Re: Storm stream grouping examples

Posted by Roberto Coluccio <ro...@gmail.com>.
Hello Michael, thanks for your feedback.

I'm looking for a performance comparison. I know that not all the policies
are "really comparable", but even obvious comparisons all listed together
could be a useful reference.

Roberto


On Wed, Mar 5, 2014 at 6:58 PM, Michael Rose <mi...@fullcontact.com>wrote:

> What kind of comparisons are you looking for? How they functionally work?
>
> Michael Rose (@Xorlev <https://twitter.com/xorlev>)
> Senior Platform Engineer, FullContact <http://www.fullcontact.com/>
> michael@fullcontact.com
>
>
> On Wed, Mar 5, 2014 at 9:52 AM, Roberto Coluccio <
> roberto.coluccio@gmail.com> wrote:
>
>> Hello folks,
>>
>> I was unable to find any complete example (or, better, related work in
>> the scientific literature) in which (almost) all the *stream grouping
>> policies* have been used and compared. Do you have any reference you
>> could please share with me?
>>
>> Thank you and best regards,
>>
>> Roberto Coluccio
>>
>
>

Re: Storm stream grouping examples

Posted by Michael Rose <mi...@fullcontact.com>.
What kind of comparisons are you looking for? How they functionally work?
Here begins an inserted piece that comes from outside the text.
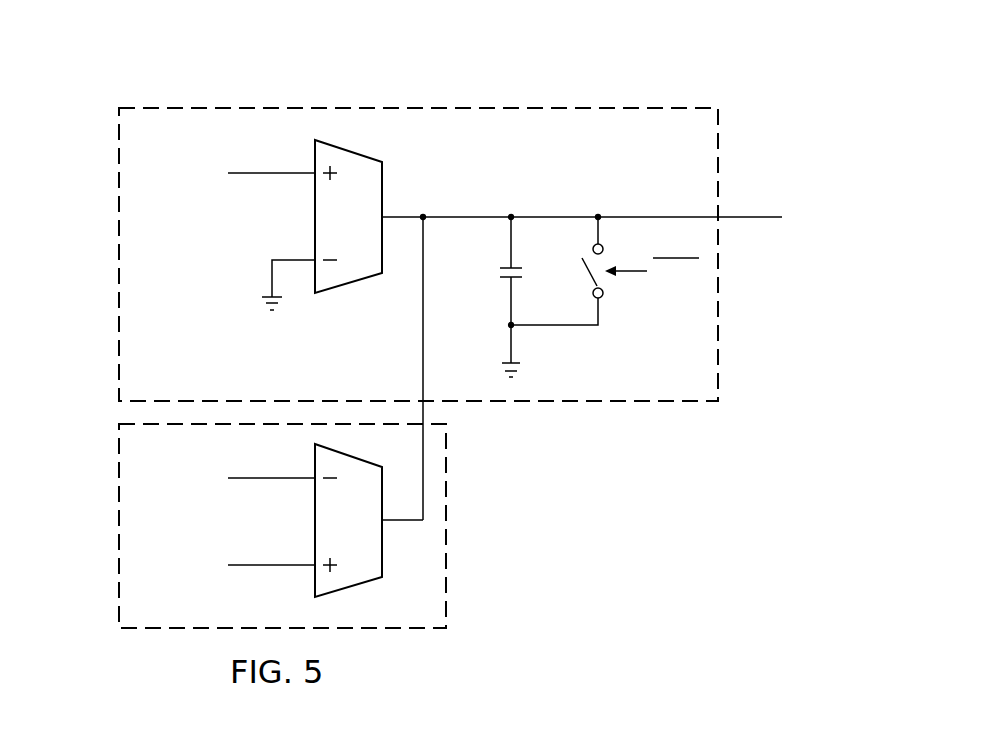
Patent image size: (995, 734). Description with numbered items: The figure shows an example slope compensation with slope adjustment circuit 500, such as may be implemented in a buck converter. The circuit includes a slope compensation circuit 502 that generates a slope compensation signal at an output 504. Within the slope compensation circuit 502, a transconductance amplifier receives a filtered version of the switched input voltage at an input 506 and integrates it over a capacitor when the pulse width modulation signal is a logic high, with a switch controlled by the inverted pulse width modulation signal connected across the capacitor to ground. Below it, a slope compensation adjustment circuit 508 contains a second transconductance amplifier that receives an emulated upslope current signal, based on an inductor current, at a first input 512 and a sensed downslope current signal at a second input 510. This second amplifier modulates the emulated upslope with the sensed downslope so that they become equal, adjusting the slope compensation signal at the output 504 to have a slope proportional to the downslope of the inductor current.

Michael Rose (@Xorlev <https://twitter.com/xorlev>)
Senior Platform Engineer, FullContact <http://www.fullcontact.com/>
michael@fullcontact.com


On Wed, Mar 5, 2014 at 9:52 AM, Roberto Coluccio <roberto.coluccio@gmail.com
> wrote:

> Hello folks,
>
> I was unable to find any complete example (or, better, related work in the
> scientific literature) in which (almost) all the *stream grouping
> policies* have been used and compared. Do you have any reference you
> could please share with me?
>
> Thank you and best regards,
>
> Roberto Coluccio
>